Título: O lado bom do dólar fraco
Autor: Bôas, Bruno Villas; Rodrigues, Lino
Fonte: O Globo, 17/09/2010, Economia, p. 33

Desvalorização reduz em R$ 10,8 bi dívidas de empresas brasileiras em moeda estrangeira

RIO e SÃO PAULO

O tombo na cotação do dólar, que tem levado o governo a estudar medidas para segurar a queda, está reduzindo o endividamento das empresas brasileiras.

Segundo estudo da Economática, a desvalorização do dólar a partir de junho encolheu em R$ 10,85 bilhões a dívida em moeda estrangeira de 159 companhias que têm ações em Bolsa. Isso significa que as empresas podem ter ganhos financeiros com a baixa da moeda e aumentar seus lucros no terceiro trimestre.

Segundo o estudo da consultoria, que teve como base o balanço das empresas no segundo trimestre deste ano, o endividamento encolheu de R$ 231,11 bilhões no fim desse período para R$ 220,26 bilhões até a última quarta-feira. Esse recuo ocorre porque uma dívida de US$ 1 milhão, por exemplo, custaria em junho R$ 1,8 milhão para ser paga, considerando a cotação do dólar no dia 30 daquele mês (R$ 1,80).
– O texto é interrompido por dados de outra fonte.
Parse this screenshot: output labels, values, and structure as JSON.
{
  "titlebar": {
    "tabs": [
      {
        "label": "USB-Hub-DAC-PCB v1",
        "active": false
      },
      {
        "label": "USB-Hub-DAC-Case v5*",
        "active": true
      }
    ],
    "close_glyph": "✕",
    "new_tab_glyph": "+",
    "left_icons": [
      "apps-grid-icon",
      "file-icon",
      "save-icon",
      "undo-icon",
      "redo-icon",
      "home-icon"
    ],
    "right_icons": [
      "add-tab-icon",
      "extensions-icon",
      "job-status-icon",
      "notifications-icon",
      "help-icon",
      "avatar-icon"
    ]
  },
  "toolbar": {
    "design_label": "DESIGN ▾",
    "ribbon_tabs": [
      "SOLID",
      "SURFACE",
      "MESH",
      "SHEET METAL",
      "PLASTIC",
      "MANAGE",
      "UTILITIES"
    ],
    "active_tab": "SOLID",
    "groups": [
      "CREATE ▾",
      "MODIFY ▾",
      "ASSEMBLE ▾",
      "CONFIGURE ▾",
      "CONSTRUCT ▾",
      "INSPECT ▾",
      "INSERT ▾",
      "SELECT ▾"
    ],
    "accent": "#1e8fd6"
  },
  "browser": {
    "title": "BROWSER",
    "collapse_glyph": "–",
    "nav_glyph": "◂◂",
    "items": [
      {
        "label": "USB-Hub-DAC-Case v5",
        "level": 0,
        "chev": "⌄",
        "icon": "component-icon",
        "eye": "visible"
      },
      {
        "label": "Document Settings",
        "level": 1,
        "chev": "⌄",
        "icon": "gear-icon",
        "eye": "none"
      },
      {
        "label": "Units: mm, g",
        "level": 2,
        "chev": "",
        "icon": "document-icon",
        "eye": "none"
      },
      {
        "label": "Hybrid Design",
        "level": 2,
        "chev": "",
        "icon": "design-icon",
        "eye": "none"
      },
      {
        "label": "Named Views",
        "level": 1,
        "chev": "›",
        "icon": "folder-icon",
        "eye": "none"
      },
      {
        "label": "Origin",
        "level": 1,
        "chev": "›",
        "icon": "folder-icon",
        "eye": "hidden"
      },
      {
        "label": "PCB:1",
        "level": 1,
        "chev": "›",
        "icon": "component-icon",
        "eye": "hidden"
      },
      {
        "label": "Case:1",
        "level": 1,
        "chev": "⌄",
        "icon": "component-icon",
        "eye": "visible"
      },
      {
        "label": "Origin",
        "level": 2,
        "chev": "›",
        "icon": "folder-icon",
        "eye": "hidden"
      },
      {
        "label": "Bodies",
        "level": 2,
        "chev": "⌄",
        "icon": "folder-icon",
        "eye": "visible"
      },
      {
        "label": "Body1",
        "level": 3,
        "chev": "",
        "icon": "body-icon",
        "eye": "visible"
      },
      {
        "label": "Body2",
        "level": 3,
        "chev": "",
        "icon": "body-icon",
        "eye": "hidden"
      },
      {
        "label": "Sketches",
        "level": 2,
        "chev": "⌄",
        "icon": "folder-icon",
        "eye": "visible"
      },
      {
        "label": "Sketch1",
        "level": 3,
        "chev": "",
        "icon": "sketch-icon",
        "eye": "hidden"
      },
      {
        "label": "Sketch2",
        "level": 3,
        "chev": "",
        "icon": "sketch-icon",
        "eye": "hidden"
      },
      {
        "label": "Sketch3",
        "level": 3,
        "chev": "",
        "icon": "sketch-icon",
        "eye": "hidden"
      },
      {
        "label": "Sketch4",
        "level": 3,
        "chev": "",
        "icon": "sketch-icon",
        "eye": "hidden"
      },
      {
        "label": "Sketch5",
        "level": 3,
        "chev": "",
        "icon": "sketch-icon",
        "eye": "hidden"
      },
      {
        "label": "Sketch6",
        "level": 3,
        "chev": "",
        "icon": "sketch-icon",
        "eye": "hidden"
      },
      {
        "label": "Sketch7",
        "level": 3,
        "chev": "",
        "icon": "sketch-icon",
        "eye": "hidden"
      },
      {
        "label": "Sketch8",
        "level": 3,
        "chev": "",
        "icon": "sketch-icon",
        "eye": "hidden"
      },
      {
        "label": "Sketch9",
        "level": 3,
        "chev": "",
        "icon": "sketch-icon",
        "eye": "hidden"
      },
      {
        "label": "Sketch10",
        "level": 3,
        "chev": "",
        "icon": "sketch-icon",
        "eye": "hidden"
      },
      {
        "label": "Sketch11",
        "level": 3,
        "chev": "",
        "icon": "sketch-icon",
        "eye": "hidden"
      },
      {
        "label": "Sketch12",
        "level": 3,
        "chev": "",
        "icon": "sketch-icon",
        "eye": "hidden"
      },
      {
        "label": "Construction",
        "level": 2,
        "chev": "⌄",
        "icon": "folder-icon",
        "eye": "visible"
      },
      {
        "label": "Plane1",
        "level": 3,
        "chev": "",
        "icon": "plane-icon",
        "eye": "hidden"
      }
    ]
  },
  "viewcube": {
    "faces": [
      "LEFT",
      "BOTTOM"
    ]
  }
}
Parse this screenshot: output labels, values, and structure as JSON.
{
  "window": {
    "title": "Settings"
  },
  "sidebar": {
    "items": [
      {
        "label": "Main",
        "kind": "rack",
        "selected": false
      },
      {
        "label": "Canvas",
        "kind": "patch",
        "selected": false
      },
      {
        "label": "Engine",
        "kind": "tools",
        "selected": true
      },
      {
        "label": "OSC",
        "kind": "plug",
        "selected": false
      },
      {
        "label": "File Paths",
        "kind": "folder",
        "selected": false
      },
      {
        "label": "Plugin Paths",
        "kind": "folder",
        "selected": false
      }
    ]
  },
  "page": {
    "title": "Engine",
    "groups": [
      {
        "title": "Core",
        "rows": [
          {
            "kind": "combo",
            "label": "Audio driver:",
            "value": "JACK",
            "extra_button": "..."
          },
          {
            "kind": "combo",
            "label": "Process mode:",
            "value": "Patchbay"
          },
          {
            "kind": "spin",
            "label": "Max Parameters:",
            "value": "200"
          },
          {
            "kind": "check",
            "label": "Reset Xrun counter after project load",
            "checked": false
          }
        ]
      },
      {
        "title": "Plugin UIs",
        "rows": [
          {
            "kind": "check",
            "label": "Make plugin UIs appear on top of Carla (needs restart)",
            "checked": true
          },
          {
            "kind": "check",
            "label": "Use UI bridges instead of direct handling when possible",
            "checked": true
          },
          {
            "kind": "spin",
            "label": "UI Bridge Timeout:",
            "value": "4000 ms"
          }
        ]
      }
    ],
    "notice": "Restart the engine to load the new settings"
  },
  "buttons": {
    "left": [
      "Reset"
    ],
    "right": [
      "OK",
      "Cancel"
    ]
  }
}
No atual patamar do câmbio (R$ 1,72), pagar essa mesma dívida custará R$ 1,72 milhões.

O dólar desvalorizou-se 4,7% neste terceiro trimestre, a maior queda desde o mesmo período de 2009 diz Einar Rivero, da Economática.

Alex Agostini, da Austin Rating, afirma que as empresas brasileiras tendem a antecipar o pagamento da dívidas para aproveitar o movimento de queda, principalmente as que têm planos de investimento: Essas empresas poderiam, assim, pegar novos empréstimos no próximo ano, quando, acredita-se, as linhas de financiamento devem ser recompostas em volumes e ter prazos mais longos.

Segundo o levantamento, os setores com maior impacto da variação cambial são petróleo e gás (R$ 2,947 bilhões), mineração (R$ 1,438 bilhão), alimentos e bebidas (R$ 1,291 bilhão) e siderurgia (R$ 1,203 bilhão).

Captação lá fora cresce 157% no ano

Individualmente, a maior beneficiada foi a Petrobras. Seu endividamento em moeda estrangeira encolheu R$ 2,93 bilhões desde junho, segundo a pesquisa.

Curiosamente, a capitalização da estatal tem sido apontada como uma das razões para a recente valorização do real, por estar atraindo estrangeiros para o país. Outra gigante, a Vale, também teve um recuo significativo no endividamento: R$ 1,42 bilhões. Segundo Rivero, isso é natural, em vista do tamanho das duas empresas.

Para Roberto Padovani, estrategistasênior do WestLB do Brasil, a folga no caixa pode, por outro lado, incentivar os empresários a buscarem mais financiamento no exterior: É natural agora que o país se endivide mais em dólar, o que vai aumentar a dívida externa privada brasileira.

E isso pode ser perigoso.

De acordo com dados da Associação Brasileira das Entidades dos Mercados Financeiro e de Capitais (Anbima), as captações externas de empresas e instituições financeiras somaram US$ 24,2 bilhões nos primeiros sete meses deste ano, 157,84% acima do captado no mesmo período de 2009 (US$ 9,28 bilhões). Se consideradas as captações de agosto até agora, o volume atinge US$ 31,068 bilhões em todo o ano passado, foram US$ 32,18 bilhões.

Segundo a Anbima, com as emissões fechadas este mês, até o dia 22, quando está prevista uma operação de US$ 400 milhões do banco Cruzeiro do Sul, as empresas brasileiras já captaram no mercado externo US$ 4,4 bilhões. Cerca de 70% do montante emitido reforçaram o caixa de empresas como Odebrecht (US$ 500 milhões), Vale (US$ 1 bilhão) e Oi (US$ 1 bilhão). O restante foram captações de bancos.

Na comparação com os primeiros oito meses de 2008, antes do acirramento da crise global, o volume de recursos captados pelas companhias brasileiras triplicou este ano. Naquele período, o total de papéis lançados no exterior somou US$ 11,07 bilhões.

O momento é bastante competitivo diz o vice-presidente da Anbima, Alberto Kiraly.